Artemas Martin
Artemas Martin was a self-educated American mathematician.
Biography
Martin was born on August 3, 1835, in Steuben County, New York, grew up in Venango County, Pennsylvania, and spent most of his life in Erie County, Pennsylvania. He was home-schooled until the age of 14, when he began studying mathematics at the local school, later moving to the Franklin Select School a few miles away and then to the Franklin Academy, finishing his formal education at age approximately 20. He worked as a farmer, oil driller, and schoolteacher. In 1881, he declined an invitation to become a professor of mathematics at the Normal School in Missouri. In 1885, he became the librarian for the Survey Office of the United States Coast Guard, and in 1898 he became a computer in the Division of Tides. He died on November 7, 1918.Mathematical work
Martin was a prolific contributor of problems and solutions to mathematical puzzle columns in popular magazines beginning at the age of 18 in the Pittsburgh Almanac and the Philadelphia Saturday Evening Post. From 1870 to 1875, he was editor of the "Stairway Department" of Clark's School Visitor, one of the magazines to which he had previously contributed. From 1875 to 1876 Martin moved to the Normal Monthly, where he published 16 articles on diophantine analysis.
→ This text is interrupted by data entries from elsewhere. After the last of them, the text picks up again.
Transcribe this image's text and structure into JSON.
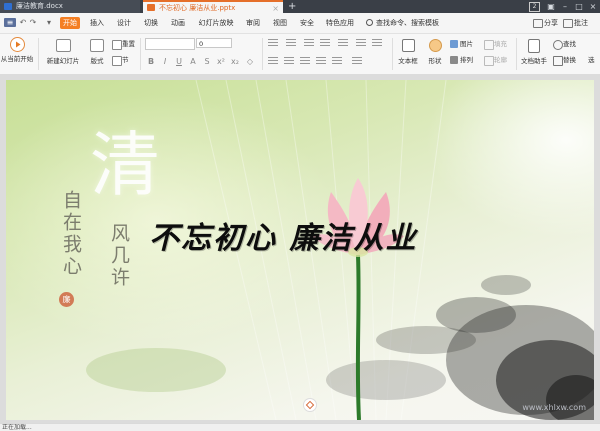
{
  "tabs": [
    {
      "label": "廉洁教育.docx",
      "active": false
    },
    {
      "label": "不忘初心 廉洁从业.pptx",
      "active": true
    }
  ],
  "window": {
    "badge": "2"
  },
  "menu": {
    "items": [
      "开始",
      "插入",
      "设计",
      "切换",
      "动画",
      "幻灯片放映",
      "审阅",
      "视图",
      "安全",
      "特色应用"
    ],
    "active": "开始",
    "search": "查找命令、搜索模板",
    "share": "分享",
    "comment": "批注"
  },
  "ribbon": {
    "play_from_current": "从当前开始",
    "new_slide": "新建幻灯片",
    "layout": "版式",
    "reset": "重置",
    "section": "节",
    "font_size": "0",
    "textbox": "文本框",
    "shape": "形状",
    "picture": "图片",
    "fill": "填充",
    "arrange": "排列",
    "outline": "轮廓",
    "doc_assistant": "文档助手",
    "find": "查找",
    "replace": "替换",
    "select": "选"
  },
  "slide": {
    "big_char": "清",
    "vertical_text_1": "自在我心",
    "vertical_text_2": "风几许",
    "seal": "廉",
    "headline": "不忘初心 廉洁从业",
    "watermark": "www.xhlxw.com"
  },
  "statusbar": {
    "text": "正在加载..."
  },
  "colors": {
    "accent": "#f47f24",
    "tabbar": "#3a3f47"
  }
}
He subsequently became editor of the Mathematical Visitor in 1877 and of the Mathematical Magazine in 1882. In 1893 in Chicago, his paper On fifth-power numbers whose sum is a fifth power was read at the International Mathematical Congress held in connection with the World's Columbian Exposition. He was an Invited Speaker of the ICM in 1912 in Cambridge UK.Martin maintained an extensive mathematical library, now in the collections of American University.